The Aesthetics of Terror maps the relationship between abstraction and technology; color and violence, pixilated images and sovereignty, saturation and contour, authenticity and resolution. Much of the work in the exhibition deals less with direct depiction of violence and terror than with its media representations or perceptions of war as filtered through the media - itself a corporate entity whose failure to lay bare the species of evil that is being enacted under the rubric of a war on terror is also very much the point. The Aesthetics of Terror strives to suggest the emergence of an artistic sensibility which has been informed by the imagery and politics of terrorism in the current common culture as they have been formulated and conveyed through the popular media. Artworks might imitate or mirror this media rhetoric, identify its mechanisms to the viewer, critique it, push back or protest against it.

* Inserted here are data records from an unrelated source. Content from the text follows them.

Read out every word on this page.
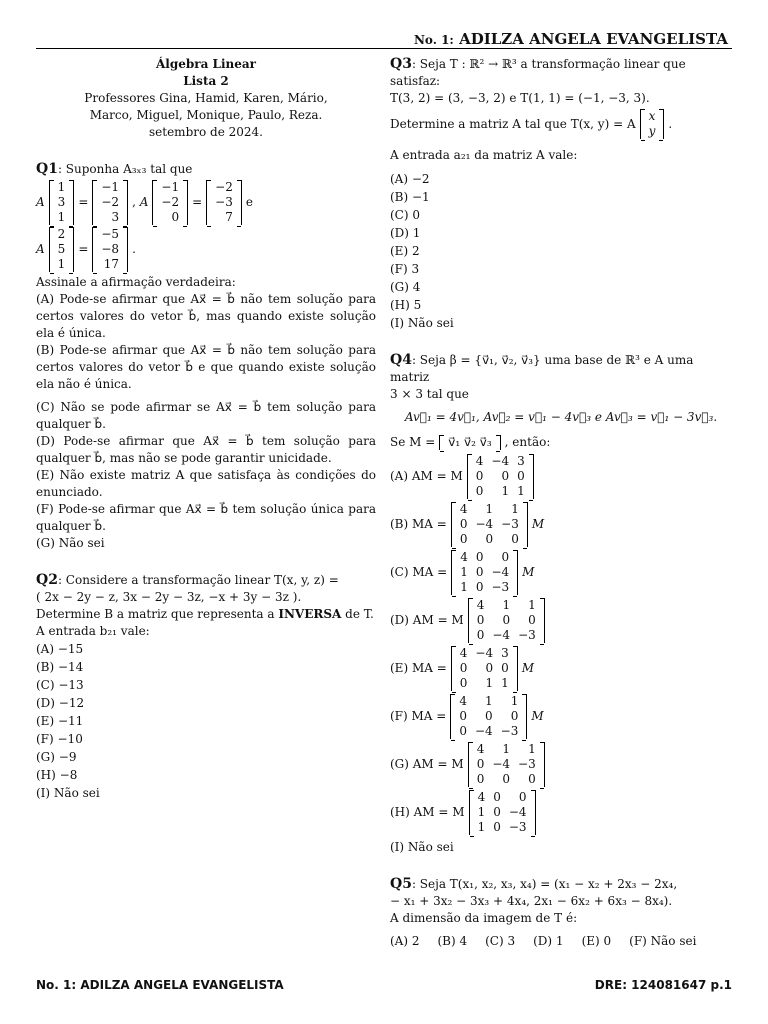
No. 1: ADILZA ANGELA EVANGELISTA
Álgebra Linear
Lista 2
Professores Gina, Hamid, Karen, Mário,
Marco, Miguel, Monique, Paulo, Reza.
setembro de 2024.
Q1: Suponha A₃ₓ₃ tal que
A
1
3
1
=
−1
−2
3
, A
−1
−2
0
=
−2
−3
7
e
A
2
5
1
=
−5
−8
17
.
Assinale a afirmação verdadeira:
(A) Pode-se afirmar que Ax⃗ = b⃗ não tem solução para certos valores do vetor b⃗, mas quando existe solução ela é única.
(B) Pode-se afirmar que Ax⃗ = b⃗ não tem solução para certos valores do vetor b⃗ e que quando existe solução ela não é única.
(C) Não se pode afirmar se Ax⃗ = b⃗ tem solução para qualquer b⃗.
(D) Pode-se afirmar que Ax⃗ = b⃗ tem solução para qualquer b⃗, mas não se pode garantir unicidade.
(E) Não existe matriz A que satisfaça às condições do enunciado.
(F) Pode-se afirmar que Ax⃗ = b⃗ tem solução única para qualquer b⃗.
(G) Não sei
Q2: Considere a transformação linear T(x, y, z) =
( 2x − 2y − z, 3x − 2y − 3z, −x + 3y − 3z ).
Determine B a matriz que representa a INVERSA de T.
A entrada b₂₁ vale:
(A) −15
(B) −14
(C) −13
(D) −12
(E) −11
(F) −10
(G) −9
(H) −8
(I) Não sei
Q3: Seja T : ℝ² → ℝ³ a transformação linear que satisfaz:
T(3, 2) = (3, −3, 2) e T(1, 1) = (−1, −3, 3).
Determine a matriz A tal que T(x, y) = A
x
y
.
A entrada a₂₁ da matriz A vale:
(A) −2
(B) −1
(C) 0
(D) 1
(E) 2
(F) 3
(G) 4
(H) 5
(I) Não sei
Q4: Seja β = {v⃗₁, v⃗₂, v⃗₃} uma base de ℝ³ e A uma matriz
3 × 3 tal que
Av⃗₁ = 4v⃗₁, Av⃗₂ = v⃗₁ − 4v⃗₃ e Av⃗₃ = v⃗₁ − 3v⃗₃.
Se M = v⃗₁ v⃗₂ v⃗₃ , então:
(A) AM = M
4	−4	3
0	0	0
0	1	1
(B) MA =
4	1	1
0	−4	−3
0	0	0
M
(C) MA =
4	0	0
1	0	−4
1	0	−3
M
(D) AM = M
4	1	1
0	0	0
0	−4	−3
(E) MA =
4	−4	3
0	0	0
0	1	1
M
(F) MA =
4	1	1
0	0	0
0	−4	−3
M
(G) AM = M
4	1	1
0	−4	−3
0	0	0
(H) AM = M
4	0	0
1	0	−4
1	0	−3
(I) Não sei
Q5: Seja T(x₁, x₂, x₃, x₄) = (x₁ − x₂ + 2x₃ − 2x₄,
− x₁ + 3x₂ − 3x₃ + 4x₄, 2x₁ − 6x₂ + 6x₃ − 8x₄).
A dimensão da imagem de T é:
(A) 2 (B) 4 (C) 3 (D) 1 (E) 0 (F) Não sei
No. 1: ADILZA ANGELA EVANGELISTA	DRE: 124081647 p.1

Through the writings of contemporary scholars from around the world, the exhibition catalogue proposes a further investigation into the image production machine of terror. Co-curator Manon Slome implements the exhibition's formalistic reading of terror imagery through the exhibited works. Co-curator Joshua Simon presents a close reading of suicide bombers videos as a case study for terror as image making. Dutch writer and curator Sven Lutticken suggests a survey of recent image wars in Europe. Israeli writer, curator and filmmaker Ariella Azoulay presents a visual essay on State Terror - through photo documentation from the West Bank and Gaza, she depicts destruction as the sovereign's architecture. German critic Boris Groys reads the Abu Ghraib photos in relation to western traditions of humiliation and survival and scholar Eric Stryker suggests an historical overview of the relations of art and terror from the French revolution to present day.


 

Artists include:

Josh Azzarella, Daniel Bejar, William Betts, Blue Noses, Chris Burden, Maurizio Cattelan, Zoya Cherkassky, Chapman Bros., Jeanette Doyle, Marlene Dumas, Harun Farocki, Johan Grimonprez, Jenny Holzer, Coco Fusco, Kent Henricksen, Jon Kessler, Fransje Killaars, Yitzik Livneh, Naeem Mohaiemen, Claude Moller, Richard Mosse, Yves Netzhammer, Miguel Palma, Cristi Pogacean, Sophie Ristelhueber , Roee Rosen, Martha Rosler, Ivana Spinelli, Stephen Shanabrook, Avdey Ter-Oganian, Jan Tichy, Sharif Waked, Andy Warhol, Catherine Yass, Yitzik Livneh

 

 

 

A fully illustrated catalogue will be produced for the exhibition with texts by Manon Slome, Joshua Simon, Ariella Azoullai, Sven Lutticken, and Eric Stryker.